In differential geometry, the Grassmann product, represented by a wedge, constructs higher-dimensional objects by adding existing dimensions. Wedge adopts this principle as both method and metaphor—treating design as a recursive operation of separation, calibration, and emergence.
Our Vision
Bridging contemporary manufacturing with craft sensibilities, Wedge proposes design not as a solution, but as an active force—a vector of thought and matter that intervenes, misaligns, and reshapes the systems it touches.
Approach
Speculative by nature, where geometry is reimagined and matter becomes consequence.
Interference
A site, a signal, a set of materials—each arrives with its own noise.

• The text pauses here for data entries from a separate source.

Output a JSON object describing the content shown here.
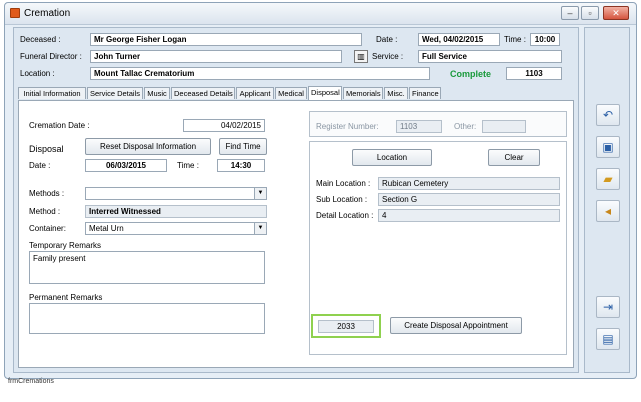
{
  "window": {
    "title": "Cremation"
  },
  "header": {
    "deceased_label": "Deceased :",
    "deceased_value": "Mr George Fisher Logan",
    "date_label": "Date :",
    "date_value": "Wed, 04/02/2015",
    "time_label": "Time :",
    "time_value": "10:00",
    "funeral_director_label": "Funeral Director :",
    "funeral_director_value": "John Turner",
    "service_label": "Service :",
    "service_value": "Full Service",
    "location_label": "Location :",
    "location_value": "Mount Tallac Crematorium",
    "status": "Complete",
    "record_number": "1103"
  },
  "tabs": [
    {
      "label": "Initial Information"
    },
    {
      "label": "Service Details"
    },
    {
      "label": "Music"
    },
    {
      "label": "Deceased Details"
    },
    {
      "label": "Applicant"
    },
    {
      "label": "Medical"
    },
    {
      "label": "Disposal"
    },
    {
      "label": "Memorials"
    },
    {
      "label": "Misc."
    },
    {
      "label": "Finance"
    }
  ],
  "disposal": {
    "cremation_date_label": "Cremation Date :",
    "cremation_date_value": "04/02/2015",
    "disposal_heading": "Disposal",
    "reset_button": "Reset Disposal Information",
    "find_time_button": "Find Time",
    "date_label": "Date :",
    "date_value": "06/03/2015",
    "time_label": "Time :",
    "time_value": "14:30",
    "methods_label": "Methods :",
    "methods_value": "",
    "method_label": "Method :",
    "method_value": "Interred Witnessed",
    "container_label": "Container:",
    "container_value": "Metal Urn",
    "temporary_remarks_label": "Temporary Remarks",
    "temporary_remarks_value": "Family present",
    "permanent_remarks_label": "Permanent Remarks",
    "permanent_remarks_value": ""
  },
  "register": {
    "register_number_label": "Register Number:",
    "register_number_value": "1103",
    "other_label": "Other:",
    "other_value": ""
  },
  "location_section": {
    "location_button": "Location",
    "clear_button": "Clear",
    "main_location_label": "Main Location :",
    "main_location_value": "Rubican Cemetery",
    "sub_location_label": "Sub Location :",
    "sub_location_value": "Section G",
    "detail_location_label": "Detail Location :",
    "detail_location_value": "4"
  },
  "appointment": {
    "number": "2033",
    "create_button": "Create Disposal Appointment"
  },
  "status_bar": {
    "text": "frmCremations"
  },
  "colors": {
    "accent_green": "#1a9a3c",
    "highlight_green": "#8fd14f"
  }
}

Our work doesn’t resolve that noise; it leans into it. Through computational operations and environmental friction, form is initiated as a response to interference. Design here is not a blank slate, but a field of tension—where meaning starts by breaking continuity.
Emergence
Geometry is not applied, it unfolds.
Through recursive modelling and material calibration, spatial patterns begin to take hold. Shapes are not drawn—they accumulate. Each curve, edge, and surface emerges from a system of interaction: granular, iterative, and unfinalised until it stabilises. What results is never singular. It is the sum of inputs, thresholds, and decisions—materialised through process, not imposed upon it.
Imprint
The outcome is not just an object, but a record.
Every surface holds memory—of toolpaths, alignments, delays in deposition, shifts in grain. We treat the final form as a kind of evidence: not the end of a process, but the solidified trace of it. Imprint is where speculation meets matter. The visible remains of an invisible system.